Better Outcomes on Upland Commons

Better Outcomes on Upland Commons was a national project led by the Foundation for Common Land during 2014, aiming to improve working relations between organisations to strengthen our ability to safeguard and manage the uplands. The project worked with five upland commons across England to draw out the characteristics of the successful delivery of multiple outcomes over the same area of land. The purpose was to inform the development of upland policies and programmes for these cultural landscapes which are cherished and visited by millions. Common Land was used as the focus of the project as it encompasses many of the conflicts and challenges of the wider upland countryside.

The Long Mynd was one of the five case study areas. During 2014, Cath Landles from the Shropshire Hills AONB Partnership carried out interviews with a range of people from different organisations and backgrounds involved with the Long Mynd to find out how the common is used and valued, issues affecting it, what works well and why and what people would like to see happening in the future.

The Long Mynd Case Study can be read here, or you can see the full Better Outcomes Report.

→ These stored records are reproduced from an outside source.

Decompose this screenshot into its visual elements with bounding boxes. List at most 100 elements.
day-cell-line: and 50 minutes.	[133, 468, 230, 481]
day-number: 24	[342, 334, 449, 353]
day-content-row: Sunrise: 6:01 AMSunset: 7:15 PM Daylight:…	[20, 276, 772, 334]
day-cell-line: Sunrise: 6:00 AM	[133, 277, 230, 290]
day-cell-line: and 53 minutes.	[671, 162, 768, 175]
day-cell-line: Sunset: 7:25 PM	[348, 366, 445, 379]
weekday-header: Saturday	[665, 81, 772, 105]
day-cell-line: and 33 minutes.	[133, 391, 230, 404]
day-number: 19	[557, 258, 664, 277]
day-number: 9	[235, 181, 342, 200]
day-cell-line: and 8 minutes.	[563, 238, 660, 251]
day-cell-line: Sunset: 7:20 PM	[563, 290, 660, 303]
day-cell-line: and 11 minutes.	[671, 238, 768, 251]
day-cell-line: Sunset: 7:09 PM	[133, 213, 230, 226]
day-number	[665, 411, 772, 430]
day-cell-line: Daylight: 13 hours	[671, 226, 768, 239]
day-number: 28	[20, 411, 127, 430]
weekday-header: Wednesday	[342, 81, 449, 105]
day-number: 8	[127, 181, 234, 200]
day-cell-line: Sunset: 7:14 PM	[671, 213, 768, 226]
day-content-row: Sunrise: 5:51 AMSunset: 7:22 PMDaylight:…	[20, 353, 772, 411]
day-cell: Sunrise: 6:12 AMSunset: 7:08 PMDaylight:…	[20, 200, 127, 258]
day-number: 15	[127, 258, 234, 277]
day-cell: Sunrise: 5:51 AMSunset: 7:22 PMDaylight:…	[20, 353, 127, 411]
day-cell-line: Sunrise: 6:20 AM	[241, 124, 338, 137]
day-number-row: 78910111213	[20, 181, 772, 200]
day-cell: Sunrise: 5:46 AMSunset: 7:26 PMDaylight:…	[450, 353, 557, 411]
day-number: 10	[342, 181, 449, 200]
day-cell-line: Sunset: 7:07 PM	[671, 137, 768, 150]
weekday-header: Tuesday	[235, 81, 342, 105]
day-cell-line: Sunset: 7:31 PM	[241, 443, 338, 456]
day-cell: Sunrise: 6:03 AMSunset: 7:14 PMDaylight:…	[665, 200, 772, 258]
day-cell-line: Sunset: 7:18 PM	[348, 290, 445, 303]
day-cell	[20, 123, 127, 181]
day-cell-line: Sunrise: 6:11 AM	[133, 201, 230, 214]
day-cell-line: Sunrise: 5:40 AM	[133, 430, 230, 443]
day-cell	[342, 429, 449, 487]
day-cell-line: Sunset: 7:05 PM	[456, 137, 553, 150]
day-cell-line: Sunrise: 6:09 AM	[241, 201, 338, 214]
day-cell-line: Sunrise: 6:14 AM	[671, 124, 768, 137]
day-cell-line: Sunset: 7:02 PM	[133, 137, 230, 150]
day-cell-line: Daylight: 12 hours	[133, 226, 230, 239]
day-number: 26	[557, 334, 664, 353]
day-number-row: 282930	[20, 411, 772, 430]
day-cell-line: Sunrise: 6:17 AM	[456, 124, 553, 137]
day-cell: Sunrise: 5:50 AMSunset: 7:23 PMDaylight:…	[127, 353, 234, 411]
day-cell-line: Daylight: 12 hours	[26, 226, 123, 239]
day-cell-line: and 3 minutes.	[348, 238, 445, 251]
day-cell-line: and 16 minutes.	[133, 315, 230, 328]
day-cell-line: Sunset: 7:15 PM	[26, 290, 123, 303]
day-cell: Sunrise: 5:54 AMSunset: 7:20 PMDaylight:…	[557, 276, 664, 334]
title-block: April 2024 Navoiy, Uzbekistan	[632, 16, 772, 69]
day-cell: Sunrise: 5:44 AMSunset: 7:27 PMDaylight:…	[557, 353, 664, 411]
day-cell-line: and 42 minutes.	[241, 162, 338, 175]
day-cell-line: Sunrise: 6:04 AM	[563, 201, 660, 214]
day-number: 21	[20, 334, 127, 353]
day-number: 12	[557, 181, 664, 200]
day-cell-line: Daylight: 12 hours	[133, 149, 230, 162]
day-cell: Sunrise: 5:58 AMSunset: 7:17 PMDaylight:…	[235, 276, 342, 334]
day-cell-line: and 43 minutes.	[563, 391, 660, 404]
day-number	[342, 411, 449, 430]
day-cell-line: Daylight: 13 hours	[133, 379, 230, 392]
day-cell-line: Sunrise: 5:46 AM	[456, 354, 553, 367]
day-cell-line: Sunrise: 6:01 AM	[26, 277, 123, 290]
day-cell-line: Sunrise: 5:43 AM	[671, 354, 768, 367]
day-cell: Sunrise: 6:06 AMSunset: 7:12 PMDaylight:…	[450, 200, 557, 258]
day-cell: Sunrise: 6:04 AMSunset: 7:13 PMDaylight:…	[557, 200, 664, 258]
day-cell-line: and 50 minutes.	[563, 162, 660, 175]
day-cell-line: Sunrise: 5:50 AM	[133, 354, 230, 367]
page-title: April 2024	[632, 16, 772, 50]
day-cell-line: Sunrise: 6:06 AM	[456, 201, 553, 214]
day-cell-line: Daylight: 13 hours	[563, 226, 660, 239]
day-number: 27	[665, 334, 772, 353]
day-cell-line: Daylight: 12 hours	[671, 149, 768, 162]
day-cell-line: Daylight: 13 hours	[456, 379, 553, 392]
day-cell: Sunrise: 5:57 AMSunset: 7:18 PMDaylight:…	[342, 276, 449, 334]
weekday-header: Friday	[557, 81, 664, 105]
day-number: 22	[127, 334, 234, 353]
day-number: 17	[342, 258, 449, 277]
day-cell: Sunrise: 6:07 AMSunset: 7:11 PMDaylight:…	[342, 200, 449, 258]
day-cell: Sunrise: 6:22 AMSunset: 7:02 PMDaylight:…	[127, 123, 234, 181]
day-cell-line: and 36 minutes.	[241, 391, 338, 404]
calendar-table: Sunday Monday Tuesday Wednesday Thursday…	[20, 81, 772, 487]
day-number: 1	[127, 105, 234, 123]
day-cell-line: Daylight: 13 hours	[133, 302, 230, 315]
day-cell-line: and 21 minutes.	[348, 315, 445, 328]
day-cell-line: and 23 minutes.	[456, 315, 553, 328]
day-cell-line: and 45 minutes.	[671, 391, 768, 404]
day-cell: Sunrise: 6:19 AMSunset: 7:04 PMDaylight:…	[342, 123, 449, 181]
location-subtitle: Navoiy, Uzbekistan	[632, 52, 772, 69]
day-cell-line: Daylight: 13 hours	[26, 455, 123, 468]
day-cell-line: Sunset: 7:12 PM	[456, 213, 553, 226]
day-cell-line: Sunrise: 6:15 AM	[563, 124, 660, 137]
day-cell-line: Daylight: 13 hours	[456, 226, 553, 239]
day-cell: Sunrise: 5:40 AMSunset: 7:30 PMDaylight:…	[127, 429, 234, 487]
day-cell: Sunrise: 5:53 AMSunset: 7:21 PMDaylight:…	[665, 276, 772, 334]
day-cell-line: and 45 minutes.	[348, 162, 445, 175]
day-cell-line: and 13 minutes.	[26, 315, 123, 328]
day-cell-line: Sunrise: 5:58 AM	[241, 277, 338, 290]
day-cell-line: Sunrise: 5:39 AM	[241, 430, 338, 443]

The overall report concluded “The five case studies reflected the diversity of upland commons in England, yet interestingly this project identified many shared attributes that characterise the successful delivery of multiple outcomes on upland commons. These are:

  • ·    Strong and adaptive leadership and co-ordination
  • ·    Good and regular communication
  • ·    Effective and well established networks
  • ·    Respectful attitudes
  • ·    Clarity on rights and outcomes
  • ·    Trade-offs negotiated fairly
  • ·    Fair and transparent administration
  • ·    Payments that reflect respective contributions and benefits
  • ·    Value local knowledge and provide local discretion over prescriptions
  • ·    Time: continuity of service, time for negotiations and duration of interventions”

The Long Mynd case study concluded:

“All the interviewees agreed that everyone has the right to use the common but that everyone should seek not to damage the very things that are valued: Landscape quality, wildlife, tranquillity, wildness. The key word here is balance. There needs to be mutual understanding between users of the common. This works well where people know each other and are regularly meeting. The Long Mynd Liaison Group is successfully achieving this goal for many users, although more involvement by the Commoners would be appreciated.”

The possibilities for a follow-on project involving upland commons in the Shropshire Hills and elsewhere are now being explored.